Ini bukan sekedar berhubungan dengan orang lain dalam artian komunikasi atau chatting ya….., sebab kalau sekedar komunikasi dengan orang lain sih aku merasa sudah cukup mendapatkannya. Aku juga tidak terlalu suka chatting/ngobrol terlalu lama yang nggak kelihatan orangnya bila tidak ada topic yang jelas.  Aku lebih suka ngobrol langsung dengan manusia hidup yang bisa-bisa kulakukan seharian…. (perumpi nyata bukan perumpi maya, hehehe….)

Tidak punya koneksi internet, tidak punya computer/laptop untuk menuangkan isi kepala, sungguh benar-benar membuatku seperti layangan putus. Kreatifitas dan produktifitas serasa mandeg. Bahkan sekedar mengeluarkan isi kepala menjadi sebait dua bait tulisan saja tidak bisa. Menggoreskan pensil di atas kertas saja tidak berbentuk. Akhirnya banyak moment-moment bagus yang terpaksa harus lepas dari genggamanku. Tidak sempat terekam baik dalam tulisan ataupun goresan. Fayaaahhhh!!!!

Padahal dulu nih, duluuuu……., waktu belum melek computer dan internet tuh aku bisa saja menulis di kertas pakai pulpen (atau pakai mesin tik manual), mengeluarkan isi kepala dengan lancar jaya walaupun harus menghabiskan berlembar-lembar kertas coretan dulu sebelum jadi bacaan yang bisa dibaca manusia.

Kenapa sekarang aku jadi begini? Sifat super malasku yang menjadi dasar atau karena ketergantungan yang parah pada benda-benda ini ya?!

Kalau jawabannya karena sifat super malasku, wah… itu sih sudah bawaan orok, nggak bisa diganggu gugat dan diperdebatkan lagi. Urusan cukup hanya sampai di sini, titik, tutup.

Tapi kalau jawabannya karena ketergantungan pada benda-benda ini….., wah, ini sih is not good dong…. Harus dicari solusinya. Harus up grade otak dan hati supaya kembali stabil.

(Apakah kisah seseorang dari sono yang kutulis di awal tadi juga termasuk upaya dirinya untuk meng-up grade dirinya sendiri ya?! Jadi kepikiran nih….)

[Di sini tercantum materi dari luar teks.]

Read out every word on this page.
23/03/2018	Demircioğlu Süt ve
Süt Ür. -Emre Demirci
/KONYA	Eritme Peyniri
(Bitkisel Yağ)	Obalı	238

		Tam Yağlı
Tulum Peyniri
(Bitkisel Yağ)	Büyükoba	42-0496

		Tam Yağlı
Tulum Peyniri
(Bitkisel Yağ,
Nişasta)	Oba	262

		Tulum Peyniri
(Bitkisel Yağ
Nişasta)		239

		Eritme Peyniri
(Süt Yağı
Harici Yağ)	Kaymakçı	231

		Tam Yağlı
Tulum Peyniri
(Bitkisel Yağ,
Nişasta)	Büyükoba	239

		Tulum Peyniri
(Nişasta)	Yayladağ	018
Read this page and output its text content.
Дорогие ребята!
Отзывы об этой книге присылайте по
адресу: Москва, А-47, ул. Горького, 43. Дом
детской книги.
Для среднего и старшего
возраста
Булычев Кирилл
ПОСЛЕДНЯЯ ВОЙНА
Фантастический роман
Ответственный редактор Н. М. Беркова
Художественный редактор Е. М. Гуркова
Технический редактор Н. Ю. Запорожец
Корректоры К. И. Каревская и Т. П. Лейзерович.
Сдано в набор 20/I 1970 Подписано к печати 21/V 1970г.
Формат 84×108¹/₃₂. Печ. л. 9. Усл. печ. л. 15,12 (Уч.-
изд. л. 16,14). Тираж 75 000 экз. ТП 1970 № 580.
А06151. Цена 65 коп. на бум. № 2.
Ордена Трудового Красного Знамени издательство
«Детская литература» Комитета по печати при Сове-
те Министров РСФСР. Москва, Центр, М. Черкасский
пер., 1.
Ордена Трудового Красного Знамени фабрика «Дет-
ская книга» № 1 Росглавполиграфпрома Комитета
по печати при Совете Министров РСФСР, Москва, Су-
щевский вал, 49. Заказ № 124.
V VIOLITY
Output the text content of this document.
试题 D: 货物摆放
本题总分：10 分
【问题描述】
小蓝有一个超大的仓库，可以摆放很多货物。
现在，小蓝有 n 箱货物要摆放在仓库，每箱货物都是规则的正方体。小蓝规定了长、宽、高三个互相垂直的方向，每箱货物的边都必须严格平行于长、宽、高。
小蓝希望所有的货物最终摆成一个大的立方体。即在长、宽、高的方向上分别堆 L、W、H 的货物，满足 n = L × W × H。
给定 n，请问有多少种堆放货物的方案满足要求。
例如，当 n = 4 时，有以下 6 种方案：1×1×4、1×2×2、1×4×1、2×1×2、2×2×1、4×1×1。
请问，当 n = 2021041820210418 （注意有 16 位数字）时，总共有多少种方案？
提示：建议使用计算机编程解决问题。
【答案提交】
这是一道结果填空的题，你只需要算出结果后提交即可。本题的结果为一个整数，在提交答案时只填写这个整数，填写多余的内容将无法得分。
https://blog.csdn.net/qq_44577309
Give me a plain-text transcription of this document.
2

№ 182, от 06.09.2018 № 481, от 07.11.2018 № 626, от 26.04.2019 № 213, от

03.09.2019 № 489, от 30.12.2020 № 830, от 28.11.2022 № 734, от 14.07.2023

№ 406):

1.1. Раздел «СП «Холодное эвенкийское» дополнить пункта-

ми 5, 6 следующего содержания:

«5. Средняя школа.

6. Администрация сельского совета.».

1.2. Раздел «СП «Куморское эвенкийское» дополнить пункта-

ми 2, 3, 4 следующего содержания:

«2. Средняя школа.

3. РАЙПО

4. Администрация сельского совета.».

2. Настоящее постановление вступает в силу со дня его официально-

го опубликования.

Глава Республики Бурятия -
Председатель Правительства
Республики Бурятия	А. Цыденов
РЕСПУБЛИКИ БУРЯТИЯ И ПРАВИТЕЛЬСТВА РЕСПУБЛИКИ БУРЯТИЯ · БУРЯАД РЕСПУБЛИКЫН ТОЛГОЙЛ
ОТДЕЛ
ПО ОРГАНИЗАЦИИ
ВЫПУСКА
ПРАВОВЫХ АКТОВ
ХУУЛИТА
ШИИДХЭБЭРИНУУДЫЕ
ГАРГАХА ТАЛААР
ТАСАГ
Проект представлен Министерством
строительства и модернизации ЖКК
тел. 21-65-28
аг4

Tapi, ketergantungan yang kurasakan ini memang tercipta karena situasi dan kondisi lingkungan terkini lho. Contohnya nih, kalau aku mendapat pesanan design leaflet nih, kalau semua harus kukerjakan secara manual kan pasti akan memakan waktu yang cukup lama, karena harus menggambar satu demi satu, lembar per lembar, menulisinya,  mewarnai satu demi satu dan seterusnya.

Dengan adanya computer, aku cukup menggambar manual beberapa saja dan tinggal sunting sana sunting sini, tempel sana tempel sini, mewarnaipun nggak perlu beli cat air tapi tinggal pencet tombol, sehingga dalam waktu relative singkatpun dapat menyelesaikan beberapa design, sehingga deadline dari pemesan dapat terpenuhi.

Terus, aku harus bagaimana dong?
Ada yang mau ngajak aku jalan-jalan untuk me-refungsikan lagi ‘aku’?